The high-throughput RNA-binding annotations (PMID:22658674 and PMID:22681889) are broad RBP-atlas style evidence. USP10 has G3BP/40S/stress-granule contexts, but the current evidence does not make RNA binding a core USP10 molecular function. Treat RNA binding as non-core or over-annotated depending on validation consistency; do not use it as a core function.

Annotation stance:
- Core molecular function: cysteine-type deubiquitinase activity (GO:0004843), directly involved in protein deubiquitination (GO:0016579).
- Direct proteostasis processes to accept: monoubiquitinated protein deubiquitination (GO:0035520) and rescue of stalled cytosolic ribosome (GO:0072344), supported by 40S/RQC papers.
- Direct cellular locations/activity sites: cytoplasm/cytosol, nucleus/nucleoplasm for p53/Reactome contexts, early endosome for CFTR, and cytosolic ribosome for RQC.
- Non-core but supported contexts: regulation of autophagy (Beclin1/LC3B), p53-class DNA damage response, translesion synthesis/PCNA deubiquitination, stress-granule inhibition, NF-kappaB/IL-1 regulation, MAVS/RLR innate immune regulation, p53 binding, CFTR/transporter binding, RNA binding.
- Modify cysteine-type endopeptidase activity (GO:0004197) to cysteine-type deubiquitinase activity (GO:0004843).
- Mark generic protein binding (GO:0005515) as over-annotated; when meaningful, capture the specific substrate/context in notes and replacement questions rather than keeping a generic MF term.

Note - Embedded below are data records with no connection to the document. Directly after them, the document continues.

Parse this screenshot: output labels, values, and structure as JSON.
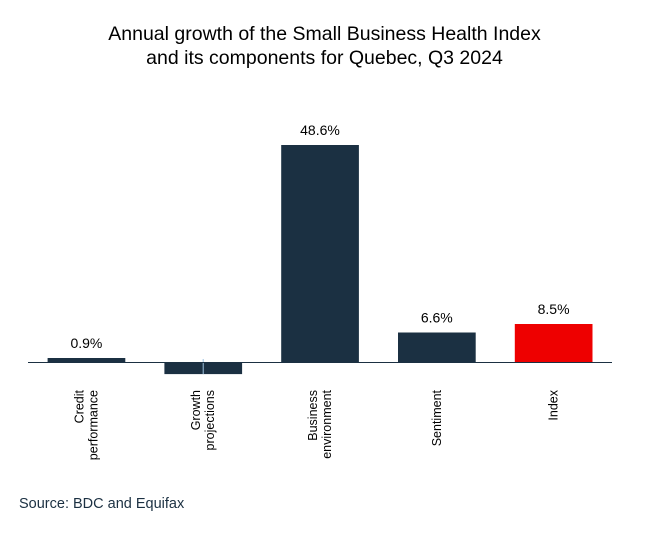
{
  "chart_data": {
    "type": "bar",
    "title": "Annual growth of the Small Business Health Index and its components for Quebec, Q3 2024",
    "title_lines": [
      "Annual growth of the Small Business Health Index",
      "and its components for Quebec, Q3 2024"
    ],
    "xlabel": "",
    "ylabel": "",
    "categories": [
      "Credit performance",
      "Growth projections",
      "Business environment",
      "Sentiment",
      "Index"
    ],
    "category_lines": [
      [
        "Credit",
        "performance"
      ],
      [
        "Growth",
        "projections"
      ],
      [
        "Business",
        "environment"
      ],
      [
        "Sentiment"
      ],
      [
        "Index"
      ]
    ],
    "values": [
      0.9,
      -2.7,
      48.6,
      6.6,
      8.5
    ],
    "data_labels": [
      "0.9%",
      "",
      "48.6%",
      "6.6%",
      "8.5%"
    ],
    "colors": [
      "#1b3042",
      "#1b3042",
      "#1b3042",
      "#1b3042",
      "#ee0000"
    ],
    "ylim": [
      -5,
      55
    ],
    "grid": false,
    "legend": "none",
    "axis_color": "#1b3042"
  },
  "source": "Source: BDC and Equifax"
}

## Description cleanup note

The YAML `description` field was revised to keep it as a standalone biological summary. Project-specific curation framing moved here instead.

- Moved out of the YAML description: the prior wording framed USP10's most direct roles in the Proteostasis Network as protein deubiquitination, rescue of ubiquitinated stalled 40S ribosomal subunits, and non-core regulation of autophagy/stress-granule signaling through LC3B, Beclin1, and G3BP contexts.